So this supposedly far right American nationalist idea actually originated in hatred for Americans and a denigration of their supposed "whiteness" by the European Right, which did not see Russians as "white" either.

It is worth noting that unlike cowardly boot-lickers like Benet, the true patriots were the multi-cultural French. The French Army and then De Gaulle's Free French Army included thousands of riflemen (Tirailleurs) from Senegal. HIstory.net explains: "During World War II the French recruited 179,000 Tirailleurs; some 40,000 were deployed to Western Europe. Many were sent to bolster the French Maginot Line along its border with Germany and Belgium during the German invasion in 1940--where many were killed or taken prisoner. After the fall of France, others served in the Free French army in Tunisia, Corsica, and Italy, and in the south of France during the liberation."

I had two uncles who served in WW II, one at the Battle of the Bulge. In my family, we are not in any doubt that it was the Allies who were the good guys. And, yes, the Allies were multi-racial. They included the Tuskegee Airmen, who bombed Nazi targets, The Allies were the diverse American rainbow, and it was their diversity that gave them the strength to prevail.

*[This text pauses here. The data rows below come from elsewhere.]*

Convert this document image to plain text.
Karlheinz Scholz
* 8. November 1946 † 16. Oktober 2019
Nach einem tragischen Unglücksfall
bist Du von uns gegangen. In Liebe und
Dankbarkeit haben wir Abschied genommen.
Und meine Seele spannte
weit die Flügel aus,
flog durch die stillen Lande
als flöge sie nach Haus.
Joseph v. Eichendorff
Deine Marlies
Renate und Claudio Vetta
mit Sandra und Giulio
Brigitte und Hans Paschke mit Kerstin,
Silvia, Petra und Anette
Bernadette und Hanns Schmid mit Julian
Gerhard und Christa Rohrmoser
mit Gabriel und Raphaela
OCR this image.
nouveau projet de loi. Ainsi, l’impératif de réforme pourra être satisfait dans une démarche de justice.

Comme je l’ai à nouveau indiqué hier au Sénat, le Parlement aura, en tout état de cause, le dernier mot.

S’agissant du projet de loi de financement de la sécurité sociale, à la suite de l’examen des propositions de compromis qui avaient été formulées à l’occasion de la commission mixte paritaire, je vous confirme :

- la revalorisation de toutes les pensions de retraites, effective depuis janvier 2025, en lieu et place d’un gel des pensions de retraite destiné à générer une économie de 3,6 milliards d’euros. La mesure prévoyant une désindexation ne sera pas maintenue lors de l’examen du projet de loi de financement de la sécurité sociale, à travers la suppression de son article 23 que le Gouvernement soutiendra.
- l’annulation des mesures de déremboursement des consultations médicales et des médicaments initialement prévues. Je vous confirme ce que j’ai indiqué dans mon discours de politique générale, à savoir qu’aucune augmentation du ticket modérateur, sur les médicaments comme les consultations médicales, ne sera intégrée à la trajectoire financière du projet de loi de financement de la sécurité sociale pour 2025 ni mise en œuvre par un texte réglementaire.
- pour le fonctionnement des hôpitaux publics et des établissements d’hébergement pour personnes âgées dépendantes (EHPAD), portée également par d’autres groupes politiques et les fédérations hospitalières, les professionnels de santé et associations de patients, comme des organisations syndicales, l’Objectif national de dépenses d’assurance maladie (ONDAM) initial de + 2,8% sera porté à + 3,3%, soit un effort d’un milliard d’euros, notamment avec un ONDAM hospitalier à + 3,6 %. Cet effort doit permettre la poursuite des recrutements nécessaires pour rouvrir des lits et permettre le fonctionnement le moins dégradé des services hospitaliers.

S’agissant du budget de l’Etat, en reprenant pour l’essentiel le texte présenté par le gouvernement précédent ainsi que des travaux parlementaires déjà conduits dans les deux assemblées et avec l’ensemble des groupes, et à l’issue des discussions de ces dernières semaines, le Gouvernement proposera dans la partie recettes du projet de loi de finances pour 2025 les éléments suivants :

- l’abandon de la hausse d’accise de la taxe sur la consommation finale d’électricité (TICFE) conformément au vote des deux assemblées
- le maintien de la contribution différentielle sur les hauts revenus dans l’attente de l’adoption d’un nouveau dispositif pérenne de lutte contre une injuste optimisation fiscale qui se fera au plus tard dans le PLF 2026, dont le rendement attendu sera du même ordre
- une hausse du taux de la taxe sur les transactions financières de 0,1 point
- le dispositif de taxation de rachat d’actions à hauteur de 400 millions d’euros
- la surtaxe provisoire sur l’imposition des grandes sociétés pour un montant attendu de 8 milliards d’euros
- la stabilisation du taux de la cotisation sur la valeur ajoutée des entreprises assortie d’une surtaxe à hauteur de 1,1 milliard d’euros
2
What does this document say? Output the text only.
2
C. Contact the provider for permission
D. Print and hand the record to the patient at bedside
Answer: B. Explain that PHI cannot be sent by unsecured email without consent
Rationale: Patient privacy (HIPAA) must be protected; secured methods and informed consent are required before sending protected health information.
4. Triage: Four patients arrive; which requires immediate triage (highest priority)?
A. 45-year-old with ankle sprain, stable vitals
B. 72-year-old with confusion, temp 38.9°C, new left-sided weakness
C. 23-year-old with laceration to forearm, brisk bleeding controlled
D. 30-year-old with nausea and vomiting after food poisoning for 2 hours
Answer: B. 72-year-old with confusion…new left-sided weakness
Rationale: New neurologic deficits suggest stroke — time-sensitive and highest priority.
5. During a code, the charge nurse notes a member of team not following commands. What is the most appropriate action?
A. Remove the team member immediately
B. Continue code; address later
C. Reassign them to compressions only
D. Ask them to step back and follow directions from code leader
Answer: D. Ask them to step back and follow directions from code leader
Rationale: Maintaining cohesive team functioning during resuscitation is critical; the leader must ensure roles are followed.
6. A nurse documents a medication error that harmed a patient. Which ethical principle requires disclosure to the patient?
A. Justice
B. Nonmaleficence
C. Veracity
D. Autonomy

People like Tucker Carlson are pitifully ignorant of history and so are wielding an anti-American, highly unpatriotic notion for the sake of their television ratings. Ironically, Tucker's intellectual forebear, Binet, would have considered him a mongrel "Negro." As defenders of illiberalism and implicitly of hatred of Jews, these useful idiots of the far right are symbolically still deployed around Hitler's bunker, defending it from the approaching Allies.